Renkler sadece elektromanyetik dalgaboylarının birer yorumu olmaktan çok daha fazlasıdır. Rengin içindeki bilgi Evrenin Kumaşı’nın derinlerine ulaşır, ta ruhumuza kadar uzanır. Bizler titreşim varlıklarıyız; duygusal ve zihinsel hayatımızın akışı tamamen titreşimsel frekanslar gerçekliğinde bulunur. Fiziksel bedenimiz bile titreşen bir kristalin su ve de birbiriyle etkileşen çeşitli moleküler ışınların matriksidir.
Bedenimizin ve zihnimizin morfogenetik alanı daha çok ahenkli ve ahenksiz titreşimlerin bir senfonisi gibi olurken, gezegenimizin kristalleri ve mineralleri de belirli bir frekansa mükemmel bir şekilde uyumlanmıştır. Dolayısıyla, kristallerin süreklilik halindeki titreşimsel tonu, girift enerjetik anatomimize mükemmel bir uyumlanma skalası sağlarlar. Herşeyden öte bizler dünyanın bu minerallerinden oluşan bir bütünüz. Farklı renkler farklı kişilerde onların farklı yönleriyle rezone olur ve kristallerin ve renklerin iyileştirme çalışmalarında bu kadar etkili araçlar olmasının nedeni de budur.
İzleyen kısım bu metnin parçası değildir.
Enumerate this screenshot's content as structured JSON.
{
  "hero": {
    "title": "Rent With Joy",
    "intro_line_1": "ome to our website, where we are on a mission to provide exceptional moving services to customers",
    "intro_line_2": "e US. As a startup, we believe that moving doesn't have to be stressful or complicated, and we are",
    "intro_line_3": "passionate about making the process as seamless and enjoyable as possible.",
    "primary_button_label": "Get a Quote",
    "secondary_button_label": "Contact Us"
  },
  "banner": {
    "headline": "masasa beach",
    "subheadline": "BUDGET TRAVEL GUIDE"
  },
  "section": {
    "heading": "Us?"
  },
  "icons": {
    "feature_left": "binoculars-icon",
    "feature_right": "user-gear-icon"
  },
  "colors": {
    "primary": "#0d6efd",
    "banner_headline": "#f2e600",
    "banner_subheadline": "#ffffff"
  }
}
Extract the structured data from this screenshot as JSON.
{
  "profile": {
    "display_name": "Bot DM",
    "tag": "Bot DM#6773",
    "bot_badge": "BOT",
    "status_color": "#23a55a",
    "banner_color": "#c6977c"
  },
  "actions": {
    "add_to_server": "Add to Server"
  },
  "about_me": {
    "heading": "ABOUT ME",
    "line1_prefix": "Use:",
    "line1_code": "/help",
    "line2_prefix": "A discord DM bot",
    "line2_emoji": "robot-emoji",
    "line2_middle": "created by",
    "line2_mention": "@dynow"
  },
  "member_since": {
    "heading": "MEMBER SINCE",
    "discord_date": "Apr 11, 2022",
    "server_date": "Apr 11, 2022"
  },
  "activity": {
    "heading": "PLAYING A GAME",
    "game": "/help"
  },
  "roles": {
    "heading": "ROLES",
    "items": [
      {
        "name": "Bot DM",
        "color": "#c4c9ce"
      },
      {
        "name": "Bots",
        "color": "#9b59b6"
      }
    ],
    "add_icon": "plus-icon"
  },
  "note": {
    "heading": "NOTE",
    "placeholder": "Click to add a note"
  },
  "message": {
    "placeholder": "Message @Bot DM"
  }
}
Daha derin bakılacak olursa, kristaller kadim varlıklardır; Evrende derin bir salınım modunun canlı ifadeleridir. Bu salınım modu genellikle bir Deva’ya atfedilir; yani kristallerin bu özel titreşimlerinin kollektif şuuru veya morfogenetik alanına. Bir kristalle iletişime geçtiğimiz her zaman aslında canlı bir Deva Kristali ile etkileşime geçiyoruz. Dolayısıyla, karşılaşacağınız her kristal, kendilerine ait renklerinden yansıyan derin bir zekayı ve Evrendeki ve Ruhunuzdaki spesifik prensipleri temsil eder.